A toxicidade do ato de governar advém de este se ter tornado apenas numa envelhecida arena de disputa do poder. Esgota-se na busca do poder. Acesso. Apropriação. Luta. Manutenção. Transmissão e controlo. O que é terrivelmente desgastante e percebe-se que a seguir faltem forças para agarrar os problemas pelos cornos e os solucionar.
O que se pode esperar disso tudo? Disfuncionamentos. Distopias que atingem três gerações e permanecem intactos e frescos. À espera. À desespera. Sufocados, sufocando. Mexendo com os nossos nervos, saúde e afetando a nossa autoestima.
O oposto ao que acreditava James Madison quando um dia disse que: “um bom governo implica duas coisas: primeiro, a fidelidade ao fim do governar, isto é, a felicidade das pessoas; segundo, o conhecimento dos instrumentos com que tal fim se pode alcançar”.
Nina chora e sofre pela mesma razão que sofri há quarenta e tal anos na minha infância. Exatamente pelo mesmo motivo: a desumanização do país. A banalização e normalização das aberrações. A presença em toda a parte da comunidade canina e gatil abandonada à sua própria sorte. Uns esqueléticos, outros com doenças ou com sinais visíveis de maus- tratos.
Um grave problema ambiental e sanitário que possui a “impertinência” de só ser solucionável através de intervenção humana. E isso é uma chatice por esses lados onde a procrastinação se tornou num mantra de sucesso.

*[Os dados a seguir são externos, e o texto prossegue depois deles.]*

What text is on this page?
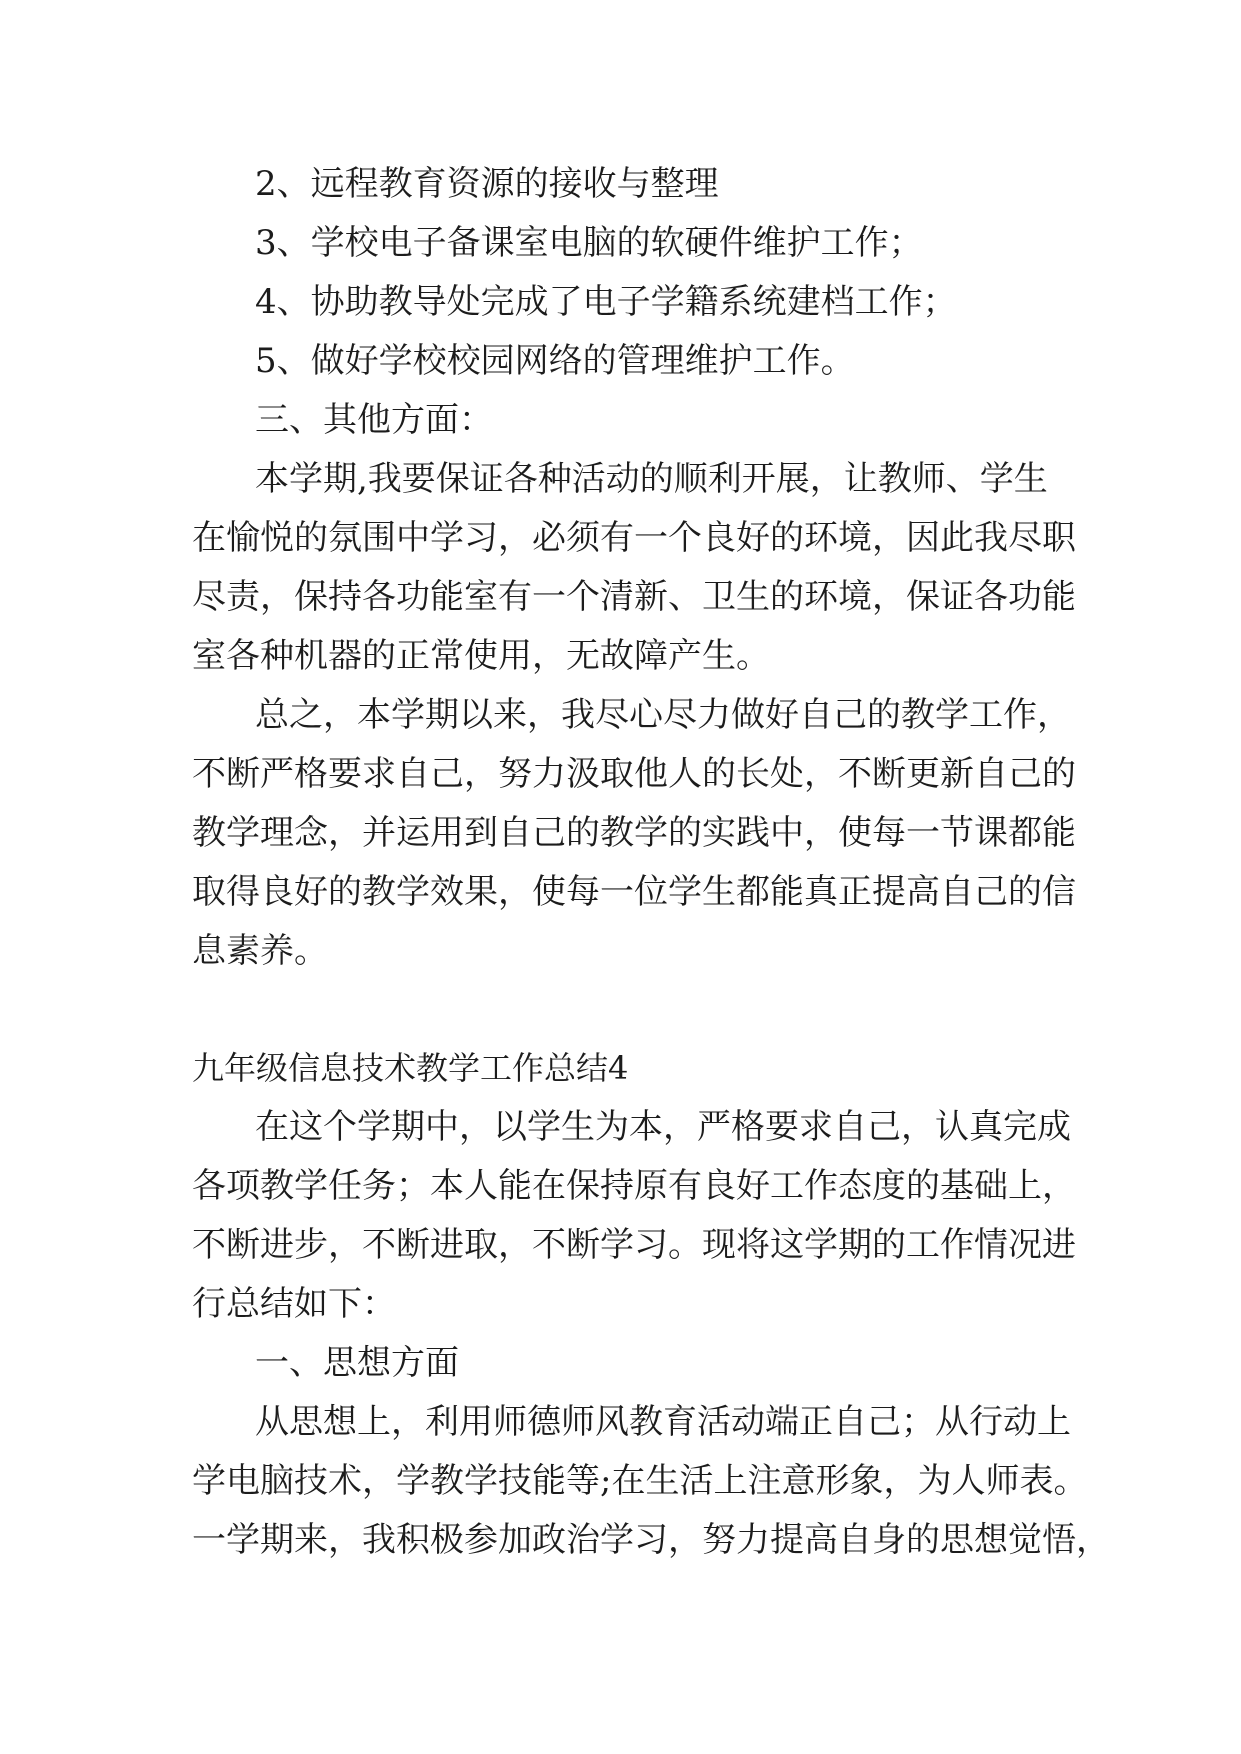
2、远程教育资源的接收与整理

3、学校电子备课室电脑的软硬件维护工作；

4、协助教导处完成了电子学籍系统建档工作；

5、做好学校校园网络的管理维护工作。

三、其他方面：

本学期,我要保证各种活动的顺利开展，让教师、学生

在愉悦的氛围中学习，必须有一个良好的环境，因此我尽职

尽责，保持各功能室有一个清新、卫生的环境，保证各功能

室各种机器的正常使用，无故障产生。

总之，本学期以来，我尽心尽力做好自己的教学工作，

不断严格要求自己，努力汲取他人的长处，不断更新自己的

教学理念，并运用到自己的教学的实践中，使每一节课都能

取得良好的教学效果，使每一位学生都能真正提高自己的信

息素养。

九年级信息技术教学工作总结4

在这个学期中，以学生为本，严格要求自己，认真完成

各项教学任务；本人能在保持原有良好工作态度的基础上，

不断进步，不断进取，不断学习。现将这学期的工作情况进

行总结如下：

一、思想方面

从思想上，利用师德师风教育活动端正自己；从行动上

学电脑技术，学教学技能等;在生活上注意形象，为人师表。

一学期来，我积极参加政治学习，努力提高自身的思想觉悟，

Nina não sabe que tudo o que é pessoal também é político. Que toda a necessidade é política inclusive as psicológicas e de bem-estar individual. Que o “problema dela” não é dela, é coletivo. E que cabe aos poderes públicos, com o envolvimento ativo da comunidade, é claro, encontrarem respostas sustentáveis e definitivas ao problema dos animais abandonados. A isso denomina-se governar.
Como não vejo campanhas de educação para a posse responsável de animais. Como não vejo iniciativas de recenseamento dos animais abandonados. Como não vejo a aplicação de coimas aos que abandonam e maltratam os animais. Como não vejo a presença de veterinários nas Câmaras Municipais. Como não vejo incentivos fiscais que encorajem as pessoas a levarem os animais de estimação ao veterinário. Como não vejo governantes a debaterem seriamente o assunto e, em contrapartida, despejam tudo nas costas de associações (quando o compromisso eleitoral é com eles e não com as associações). Parto do princípio que os políticos, supostamente servidores públicos, também ainda não se aperceberam que a conversa sobre o crescimento descontrolado da população canina e gatil errante em Cabo Verde é diretamente com eles. E que estamos atentos e avaliando.
Essa miúda de 11 anos, sem sequer desconfiar, já sabe que a pergunta é uma máquina de fazer ver. Desgostosa com a forma como tratamos (ou seria melhor dizer maltratamos?) os restantes animais, faz perguntas. Quer saber. Compreender o que se passa. Os adultos esforçam-se e lá vão calibrando as palavras de forma a reconfortá-la.
É importante que ela, e todas as restantes crianças, cresçam com confiança no futuro. Um futuro que espero que tenha juízo e não carregue na mala os problemas do presente.